Mais, en réalité, l’eau d’irrigation est un engrais naturel extérieur, qui vient au secours de la culture, comme le limon du Nil déposé chaque année sur la surface du Delta, constitue une fumure régulière, active surtout par la ténuité des éléments qui la composent.

Effets principaux de la culture sans importation. — Un des inconvénients de ce mode d’exploitation consiste dans l’impossibilité de la culture continue des céréales, ou des plantes industrielles : l’assolement, comprenant des récoltes fourragères, s’impose nécessairement, comme conséquence de la nécessité de nourrir un nombreux bétail, unique producteur de la fumure. Cette condition est parfois très avantageuse, quand les animaux élevés ou leurs produits, lait, beurre, fromage, peuvent être vendus à des prix rémunérateurs ; elle peut être, au contraire, défavorable, quand ces ventes sont difficiles, ou ne peuvent se faire qu’à vil prix.

Les fumures, convenablement réparties, sur les divers champs du domaine, ont pour effet d’y maintenir dans la terre des proportions convenables d’humus, et tendent peu à peu à uniformiser la fertilité sur tous les points.

Mais par l’exportation constante des principes utiles, le stock des principes nutritifs, qui produisent cette fertilité, ira nécessairement en s’abaissant. L’emploi judicieux des cultures de légumineuses, permettra de pallier, sinon d’empêcher cette diminution, pour l’azote, et même, quoiqu’à un degré moindre, pour la potasse, mais non pour l’acide phosphorique. On peut donc prévoir que pour des terres de fertilité moyenne, les rendements ainsi obtenus seront peu élevés, à moins qu’on ne leur vienne en aide par l’addition de principes phosphoriques amenés du dehors. Dans les sols fertiles, la culture peut, au contraire, sans secours extérieurs, fournir des résultats très satisfaisants.

II. Culture d’un domaine à l’aide d’engrais pris ailleurs. — Dans la méthode culturale qui vient d’être décrite, on exporte une faible partie des produits de la terre, et on n’achète rien. Une autre méthode consiste à exporter tous les produits, en achetant tous les engrais. C’est celle que pratiquent les viticulteurs, c’est aussi celle que suivent fréquemment les producteurs de céréales et même de fourrages, qui aiment mieux vendre paille et foin, et acheter des engrais.

On ne conserve alors que les animaux strictement nécessaires pour le travail de la ferme, et dans bien des cas, le fumier d’écurie qu’ils fournissent peut être regardé comme un engrais importé, parce que le foin ou la paille, ou même l’un et l’autre, sont achetés au dehors.

Un des principaux avantages de ce mode d’exploitation est de supprimer la nécessité des assolements ; la culture continue, sur un même champ, des céréales ou des récoltes industrielles, est facile à réaliser, par l’emploi de fumures convenables.

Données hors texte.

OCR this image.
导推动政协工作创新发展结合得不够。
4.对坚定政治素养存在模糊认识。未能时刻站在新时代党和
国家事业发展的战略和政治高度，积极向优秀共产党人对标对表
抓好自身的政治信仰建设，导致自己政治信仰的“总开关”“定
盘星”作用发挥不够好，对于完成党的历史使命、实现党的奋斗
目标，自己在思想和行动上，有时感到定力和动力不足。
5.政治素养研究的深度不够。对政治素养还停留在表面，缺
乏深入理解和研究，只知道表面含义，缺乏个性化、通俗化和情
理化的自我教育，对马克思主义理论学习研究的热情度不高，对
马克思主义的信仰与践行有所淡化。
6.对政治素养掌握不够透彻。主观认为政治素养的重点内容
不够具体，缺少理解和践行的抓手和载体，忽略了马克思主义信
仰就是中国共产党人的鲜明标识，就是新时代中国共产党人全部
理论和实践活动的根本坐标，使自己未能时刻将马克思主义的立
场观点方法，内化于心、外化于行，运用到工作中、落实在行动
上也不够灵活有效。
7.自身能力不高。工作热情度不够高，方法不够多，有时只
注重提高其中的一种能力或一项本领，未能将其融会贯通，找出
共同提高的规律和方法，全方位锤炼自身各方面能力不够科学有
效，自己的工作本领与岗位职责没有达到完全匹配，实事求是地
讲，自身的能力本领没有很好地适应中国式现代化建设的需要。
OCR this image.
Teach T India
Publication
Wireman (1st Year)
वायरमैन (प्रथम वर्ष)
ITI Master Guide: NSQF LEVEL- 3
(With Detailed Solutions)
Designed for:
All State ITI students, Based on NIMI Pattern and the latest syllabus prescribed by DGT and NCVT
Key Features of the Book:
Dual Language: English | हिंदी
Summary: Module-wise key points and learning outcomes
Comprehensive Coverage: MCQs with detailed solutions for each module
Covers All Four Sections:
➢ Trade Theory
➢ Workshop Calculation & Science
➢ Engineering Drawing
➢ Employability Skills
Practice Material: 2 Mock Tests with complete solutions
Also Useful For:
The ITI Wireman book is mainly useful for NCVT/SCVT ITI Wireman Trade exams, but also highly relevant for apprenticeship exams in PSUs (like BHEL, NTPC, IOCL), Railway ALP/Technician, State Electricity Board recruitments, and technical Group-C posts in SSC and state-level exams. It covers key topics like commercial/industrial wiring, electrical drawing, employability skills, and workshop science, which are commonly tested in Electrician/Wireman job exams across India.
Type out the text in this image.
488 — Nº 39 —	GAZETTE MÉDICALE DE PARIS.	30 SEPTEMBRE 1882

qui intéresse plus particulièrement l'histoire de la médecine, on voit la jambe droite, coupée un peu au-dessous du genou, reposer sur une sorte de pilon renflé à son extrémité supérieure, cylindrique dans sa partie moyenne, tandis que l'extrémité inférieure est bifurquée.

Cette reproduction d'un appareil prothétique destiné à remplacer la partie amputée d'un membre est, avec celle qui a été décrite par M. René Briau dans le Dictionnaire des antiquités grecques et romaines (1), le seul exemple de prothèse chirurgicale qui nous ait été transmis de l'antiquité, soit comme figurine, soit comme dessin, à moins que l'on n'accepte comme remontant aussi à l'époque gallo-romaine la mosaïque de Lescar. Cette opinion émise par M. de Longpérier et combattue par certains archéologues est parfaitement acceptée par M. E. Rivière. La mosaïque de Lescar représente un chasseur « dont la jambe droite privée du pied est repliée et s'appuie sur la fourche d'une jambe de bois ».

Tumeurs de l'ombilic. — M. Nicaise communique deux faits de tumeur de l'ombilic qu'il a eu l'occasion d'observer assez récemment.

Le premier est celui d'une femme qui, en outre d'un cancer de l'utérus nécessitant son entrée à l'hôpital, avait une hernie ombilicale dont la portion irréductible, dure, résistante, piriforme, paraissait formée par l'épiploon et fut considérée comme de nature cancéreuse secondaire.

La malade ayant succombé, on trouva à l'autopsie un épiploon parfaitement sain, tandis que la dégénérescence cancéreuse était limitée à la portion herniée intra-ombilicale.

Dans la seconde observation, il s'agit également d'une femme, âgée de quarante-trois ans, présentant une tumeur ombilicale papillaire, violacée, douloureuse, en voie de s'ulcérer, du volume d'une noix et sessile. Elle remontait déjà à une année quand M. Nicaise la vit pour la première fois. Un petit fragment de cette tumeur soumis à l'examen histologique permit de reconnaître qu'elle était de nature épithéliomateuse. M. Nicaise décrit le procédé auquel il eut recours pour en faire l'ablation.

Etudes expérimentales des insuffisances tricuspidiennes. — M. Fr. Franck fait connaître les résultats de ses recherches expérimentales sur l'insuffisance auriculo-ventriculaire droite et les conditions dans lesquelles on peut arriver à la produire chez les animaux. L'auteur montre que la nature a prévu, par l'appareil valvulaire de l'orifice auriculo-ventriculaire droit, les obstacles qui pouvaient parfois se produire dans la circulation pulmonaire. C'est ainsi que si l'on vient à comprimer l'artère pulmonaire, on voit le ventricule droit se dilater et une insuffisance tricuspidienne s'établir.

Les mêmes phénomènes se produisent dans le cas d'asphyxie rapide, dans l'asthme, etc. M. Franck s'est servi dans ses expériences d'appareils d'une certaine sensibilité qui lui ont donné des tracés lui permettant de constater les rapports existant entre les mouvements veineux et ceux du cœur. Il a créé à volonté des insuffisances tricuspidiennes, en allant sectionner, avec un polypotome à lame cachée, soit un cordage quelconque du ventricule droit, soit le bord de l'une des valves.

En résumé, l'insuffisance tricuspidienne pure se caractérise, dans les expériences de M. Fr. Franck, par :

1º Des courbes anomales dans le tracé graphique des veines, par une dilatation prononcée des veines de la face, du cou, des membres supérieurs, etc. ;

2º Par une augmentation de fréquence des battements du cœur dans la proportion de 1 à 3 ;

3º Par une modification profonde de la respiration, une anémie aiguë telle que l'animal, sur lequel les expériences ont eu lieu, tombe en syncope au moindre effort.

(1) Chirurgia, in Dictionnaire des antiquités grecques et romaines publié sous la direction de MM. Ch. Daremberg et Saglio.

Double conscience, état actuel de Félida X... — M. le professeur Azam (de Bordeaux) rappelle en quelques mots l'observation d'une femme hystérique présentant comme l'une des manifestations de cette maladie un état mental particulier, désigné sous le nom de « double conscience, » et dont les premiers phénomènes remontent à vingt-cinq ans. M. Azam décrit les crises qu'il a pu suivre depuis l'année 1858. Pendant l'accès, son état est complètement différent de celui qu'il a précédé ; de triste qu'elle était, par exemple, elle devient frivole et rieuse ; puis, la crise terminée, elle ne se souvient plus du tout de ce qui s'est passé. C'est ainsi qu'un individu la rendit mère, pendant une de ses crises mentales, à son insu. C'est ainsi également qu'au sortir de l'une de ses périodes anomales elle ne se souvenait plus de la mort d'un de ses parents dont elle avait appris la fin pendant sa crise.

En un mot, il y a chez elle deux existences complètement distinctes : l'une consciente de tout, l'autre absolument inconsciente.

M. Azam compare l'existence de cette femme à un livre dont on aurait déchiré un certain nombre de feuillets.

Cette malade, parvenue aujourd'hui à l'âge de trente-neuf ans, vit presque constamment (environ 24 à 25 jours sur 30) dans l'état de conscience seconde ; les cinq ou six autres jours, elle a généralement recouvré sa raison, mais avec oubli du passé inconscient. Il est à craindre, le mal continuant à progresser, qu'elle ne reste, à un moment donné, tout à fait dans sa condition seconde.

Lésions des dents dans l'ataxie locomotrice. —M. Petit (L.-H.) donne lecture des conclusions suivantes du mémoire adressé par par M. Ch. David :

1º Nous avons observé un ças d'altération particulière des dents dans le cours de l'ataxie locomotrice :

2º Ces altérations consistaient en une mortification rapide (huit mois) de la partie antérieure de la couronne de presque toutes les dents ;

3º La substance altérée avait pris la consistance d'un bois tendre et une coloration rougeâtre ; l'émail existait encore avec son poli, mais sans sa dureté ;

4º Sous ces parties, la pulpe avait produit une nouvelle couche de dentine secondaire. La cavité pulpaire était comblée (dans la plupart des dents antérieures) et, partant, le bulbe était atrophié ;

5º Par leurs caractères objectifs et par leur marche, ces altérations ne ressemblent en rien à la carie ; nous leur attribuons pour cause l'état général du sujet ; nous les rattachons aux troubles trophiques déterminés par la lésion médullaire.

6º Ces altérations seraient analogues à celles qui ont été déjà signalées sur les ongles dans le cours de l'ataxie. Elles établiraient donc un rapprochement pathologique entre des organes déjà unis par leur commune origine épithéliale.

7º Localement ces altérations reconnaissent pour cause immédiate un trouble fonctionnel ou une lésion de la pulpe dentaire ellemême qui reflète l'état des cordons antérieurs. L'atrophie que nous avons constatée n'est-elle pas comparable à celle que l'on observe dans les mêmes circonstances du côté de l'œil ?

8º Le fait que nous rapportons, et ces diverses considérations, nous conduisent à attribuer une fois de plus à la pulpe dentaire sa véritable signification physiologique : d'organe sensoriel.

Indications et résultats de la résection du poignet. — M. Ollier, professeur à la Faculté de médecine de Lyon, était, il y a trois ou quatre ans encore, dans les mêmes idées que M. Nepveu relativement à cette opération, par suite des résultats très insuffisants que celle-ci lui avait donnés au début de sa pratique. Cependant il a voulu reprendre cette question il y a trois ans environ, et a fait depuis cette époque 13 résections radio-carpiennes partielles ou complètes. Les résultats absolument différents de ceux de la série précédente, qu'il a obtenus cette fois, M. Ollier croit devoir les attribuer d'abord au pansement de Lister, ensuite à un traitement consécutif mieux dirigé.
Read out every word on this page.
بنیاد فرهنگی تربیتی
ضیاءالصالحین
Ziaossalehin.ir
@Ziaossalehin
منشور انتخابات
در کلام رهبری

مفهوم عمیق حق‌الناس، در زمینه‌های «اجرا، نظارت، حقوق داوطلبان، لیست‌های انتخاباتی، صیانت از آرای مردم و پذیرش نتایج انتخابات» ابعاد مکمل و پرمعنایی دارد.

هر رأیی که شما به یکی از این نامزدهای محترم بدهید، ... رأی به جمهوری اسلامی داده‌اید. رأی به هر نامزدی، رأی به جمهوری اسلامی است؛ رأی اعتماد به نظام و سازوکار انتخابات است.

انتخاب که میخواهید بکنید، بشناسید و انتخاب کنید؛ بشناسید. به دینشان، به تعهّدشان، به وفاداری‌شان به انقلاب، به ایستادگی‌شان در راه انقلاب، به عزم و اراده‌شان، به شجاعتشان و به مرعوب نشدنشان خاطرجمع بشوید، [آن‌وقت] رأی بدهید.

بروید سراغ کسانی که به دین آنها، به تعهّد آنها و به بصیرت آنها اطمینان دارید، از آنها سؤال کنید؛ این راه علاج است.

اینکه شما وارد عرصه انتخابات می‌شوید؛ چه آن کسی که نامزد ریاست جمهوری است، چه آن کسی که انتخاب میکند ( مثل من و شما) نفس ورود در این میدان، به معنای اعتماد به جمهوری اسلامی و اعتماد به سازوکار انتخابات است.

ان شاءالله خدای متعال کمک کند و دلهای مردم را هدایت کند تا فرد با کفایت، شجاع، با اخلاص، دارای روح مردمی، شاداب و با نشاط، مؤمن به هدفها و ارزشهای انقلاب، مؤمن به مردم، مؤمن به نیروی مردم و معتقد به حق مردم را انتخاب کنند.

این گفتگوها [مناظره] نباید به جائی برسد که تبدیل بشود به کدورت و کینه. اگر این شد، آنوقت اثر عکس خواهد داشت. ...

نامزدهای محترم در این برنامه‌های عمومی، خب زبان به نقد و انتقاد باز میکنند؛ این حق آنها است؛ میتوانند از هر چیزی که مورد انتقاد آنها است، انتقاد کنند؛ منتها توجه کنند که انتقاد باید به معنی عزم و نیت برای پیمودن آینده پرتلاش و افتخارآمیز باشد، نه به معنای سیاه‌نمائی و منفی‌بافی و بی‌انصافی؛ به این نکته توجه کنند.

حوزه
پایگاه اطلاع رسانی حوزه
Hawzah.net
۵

Le bétail nombreux peut être supprimé, s’il est désavantageux. En un mot, la culture du domaine est susceptible de se prêter rapidement à tous les changements commandés par les variations économiques, puisque la terre, suffisamment pourvue d’engrais, pourra toujours fournir toute espèce de récoltes (sauf dans certains cas les légumineuses fourragères). En employant assez d’engrais, on pourra d’ordinaire obtenir de hauts rendements, pourvu que la constitution physique de la terre soit passable.

Le plus souvent, l’engrais principal est le fumier de ferme produit dans le domaine, et on se borne à lui venir en aide avec des engrais achetés, spécialement en lui ajoutant des phosphates minéraux.




  1. Elles ne renferment que du carbone, de l’hydrogène et de l’oxygène.